Until the Government changes its mind on Section 24, the allowance could be used as an outlet for the worst impacts of the changes. It would also allow landlords to directly benefit from improving their properties while at the same time allowing all tenants to benefit from lower energy bills and warmer homes, rather than just those in F&G rated properties.

In his speech to the Conservative Party Conference earlier this month, Communities Secretary Sajid Javid promised that the upcoming Autumn Budget will introduce incentives for landlords who “are doing the right thing.”

We’ll have to wait until 22nd November to see if LESA is included as one of those incentives.

3 thoughts on “Will Landlords have to pay up to £5000 towards energy efficiency improvements next year?

  1. I have a listed grade 2 building with an EPC ( mistakenly taken out) with an FG rating.
    As I have the EPC will I be obliged to carry out the improvements?

  2. Have HMG thought through the implications of the simultaneous effect of the 3% stamp duty hike, section 23, MEES and potentially the rapid rise in interest rates next year on the rental housing market?
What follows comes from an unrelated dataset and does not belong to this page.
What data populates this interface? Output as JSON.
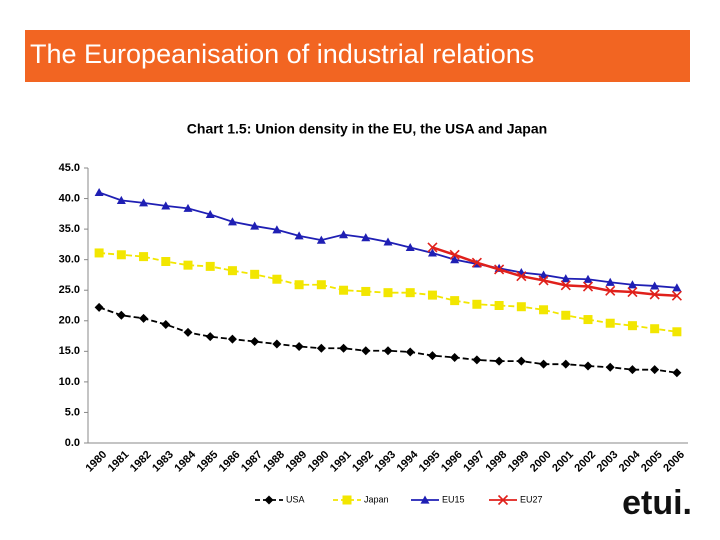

Many of us will just sell and re-invest elsewhere, not necessarily in UK based enterprises or stocks, and the effect of a massive rapid liquidation of fixed assets to a nation’s economy can be just as disastrous as a rapid inflation, especially if they act simultaneously. Surely someone at the Treasury can stop counting beans long enough to explain this to The Chancellor?

  3. We have a Victorian terraced property for letting which has not managed the E rating. There is no gas central heating which puts us at a disadvantage. We researched the market for the most energy efficient electric heaters which are not recognised as such by the rules. Only storage heaters which with modern technology are not necessarily the most efficient heating to have.